Science News, Oct 22, 1988 by Rick Weiss

Just don't stick it under your chair

Schoolteachers may not be pleased with the latest dental research demonstrating significant advantages to chewing gum. Recent research shows the copious production of saliva stimulated by gum chewing helps neutralize the tooth-decaying acids in dental plague. Now researchers are focusing on the ideal timing of gum chewing.
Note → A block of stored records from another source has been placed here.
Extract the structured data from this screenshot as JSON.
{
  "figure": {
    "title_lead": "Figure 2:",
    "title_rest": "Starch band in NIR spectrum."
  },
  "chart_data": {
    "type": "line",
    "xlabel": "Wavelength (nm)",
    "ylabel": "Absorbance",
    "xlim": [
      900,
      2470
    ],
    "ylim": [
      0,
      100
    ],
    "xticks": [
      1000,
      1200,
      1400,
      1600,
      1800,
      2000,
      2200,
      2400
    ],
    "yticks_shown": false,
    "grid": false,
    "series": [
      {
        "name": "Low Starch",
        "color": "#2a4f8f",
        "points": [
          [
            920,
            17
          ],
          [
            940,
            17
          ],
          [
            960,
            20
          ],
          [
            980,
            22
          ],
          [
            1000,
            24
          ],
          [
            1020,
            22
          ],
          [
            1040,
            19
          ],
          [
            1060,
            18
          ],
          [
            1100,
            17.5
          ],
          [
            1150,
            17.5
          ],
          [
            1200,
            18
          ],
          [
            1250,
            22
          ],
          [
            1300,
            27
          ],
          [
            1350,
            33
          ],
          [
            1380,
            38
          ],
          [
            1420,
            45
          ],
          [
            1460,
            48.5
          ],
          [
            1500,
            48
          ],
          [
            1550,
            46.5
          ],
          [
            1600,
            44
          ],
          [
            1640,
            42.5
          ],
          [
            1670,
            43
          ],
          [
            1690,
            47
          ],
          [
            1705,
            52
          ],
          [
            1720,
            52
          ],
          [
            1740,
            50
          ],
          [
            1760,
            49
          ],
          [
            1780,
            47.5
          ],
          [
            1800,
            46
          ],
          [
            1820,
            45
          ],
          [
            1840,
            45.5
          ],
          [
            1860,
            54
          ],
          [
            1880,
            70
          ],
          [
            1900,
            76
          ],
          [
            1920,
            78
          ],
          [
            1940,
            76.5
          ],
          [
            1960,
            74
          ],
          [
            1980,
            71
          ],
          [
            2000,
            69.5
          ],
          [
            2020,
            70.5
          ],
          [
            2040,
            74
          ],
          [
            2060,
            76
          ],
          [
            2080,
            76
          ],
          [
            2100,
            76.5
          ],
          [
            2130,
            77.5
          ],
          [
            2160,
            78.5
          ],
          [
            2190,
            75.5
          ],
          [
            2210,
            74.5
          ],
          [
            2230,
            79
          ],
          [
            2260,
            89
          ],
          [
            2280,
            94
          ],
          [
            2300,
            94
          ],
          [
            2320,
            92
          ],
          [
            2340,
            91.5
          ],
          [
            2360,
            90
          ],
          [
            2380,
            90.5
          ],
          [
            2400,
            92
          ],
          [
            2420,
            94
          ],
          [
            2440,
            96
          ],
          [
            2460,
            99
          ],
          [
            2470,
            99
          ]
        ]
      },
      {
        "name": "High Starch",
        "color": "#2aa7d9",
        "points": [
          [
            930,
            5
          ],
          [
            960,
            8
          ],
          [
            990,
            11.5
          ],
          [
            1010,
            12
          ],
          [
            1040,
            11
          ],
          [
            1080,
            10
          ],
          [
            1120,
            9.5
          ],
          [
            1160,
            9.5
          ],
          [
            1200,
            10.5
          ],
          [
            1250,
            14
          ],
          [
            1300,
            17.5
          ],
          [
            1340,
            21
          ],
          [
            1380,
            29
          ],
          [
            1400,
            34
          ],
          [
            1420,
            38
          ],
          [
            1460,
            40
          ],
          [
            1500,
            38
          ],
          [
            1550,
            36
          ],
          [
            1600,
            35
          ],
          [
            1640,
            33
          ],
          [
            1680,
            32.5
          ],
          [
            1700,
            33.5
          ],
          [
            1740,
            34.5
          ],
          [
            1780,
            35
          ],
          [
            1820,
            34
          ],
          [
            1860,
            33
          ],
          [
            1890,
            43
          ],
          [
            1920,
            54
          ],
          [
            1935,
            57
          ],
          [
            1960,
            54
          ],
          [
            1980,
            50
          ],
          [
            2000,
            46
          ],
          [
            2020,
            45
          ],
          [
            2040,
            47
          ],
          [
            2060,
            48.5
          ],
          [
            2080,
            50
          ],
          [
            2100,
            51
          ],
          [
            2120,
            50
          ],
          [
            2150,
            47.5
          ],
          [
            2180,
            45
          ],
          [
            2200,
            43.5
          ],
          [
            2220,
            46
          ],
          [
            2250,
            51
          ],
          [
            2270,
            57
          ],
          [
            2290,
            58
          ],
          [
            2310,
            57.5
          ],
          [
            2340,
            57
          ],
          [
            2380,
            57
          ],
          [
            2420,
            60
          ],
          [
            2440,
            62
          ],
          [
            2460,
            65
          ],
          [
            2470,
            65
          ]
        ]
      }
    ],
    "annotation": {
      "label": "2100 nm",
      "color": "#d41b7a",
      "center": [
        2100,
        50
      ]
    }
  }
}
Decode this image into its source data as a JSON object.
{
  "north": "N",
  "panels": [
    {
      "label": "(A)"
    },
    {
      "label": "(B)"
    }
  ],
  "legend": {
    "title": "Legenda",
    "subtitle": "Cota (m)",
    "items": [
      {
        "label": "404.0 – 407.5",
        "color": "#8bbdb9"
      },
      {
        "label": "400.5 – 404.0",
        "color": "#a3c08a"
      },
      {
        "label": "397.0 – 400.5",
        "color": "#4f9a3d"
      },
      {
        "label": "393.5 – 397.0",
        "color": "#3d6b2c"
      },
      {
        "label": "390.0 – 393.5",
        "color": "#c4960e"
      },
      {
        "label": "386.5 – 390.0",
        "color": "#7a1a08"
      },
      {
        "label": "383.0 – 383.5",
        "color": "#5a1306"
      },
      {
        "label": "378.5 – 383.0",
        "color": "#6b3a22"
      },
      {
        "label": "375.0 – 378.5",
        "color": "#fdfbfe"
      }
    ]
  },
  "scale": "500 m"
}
Bruce R. Schemehorn, Kichuel K. Park and George Stookey of the Indiana University School of Dentistry in Indianapolis fitted patients with removable partial dentures with built-in pH electrodes for continuous monitoring of plague acidity. Acidity was best neutralized above the "danger limit" of pH 5.5 when gum chewing began within 5 minutes after a meal and lasted at least 15 minutes. "If you can brush, that's best," says Park. "But if you can't, then chewing gum is an alternative we can recommend."

The researchers found that plague acidity from starchy snacks--especially corn chips--lasts onger than that from sucrose (table sugar) snacks. There's even a hint that something in cocoa makes chocolate protective against acidity. Snacks that don't seem to promote much acid plague: peanuts and popcorn. The "healthy" snack that does: raisins, because they're acidic and sticky.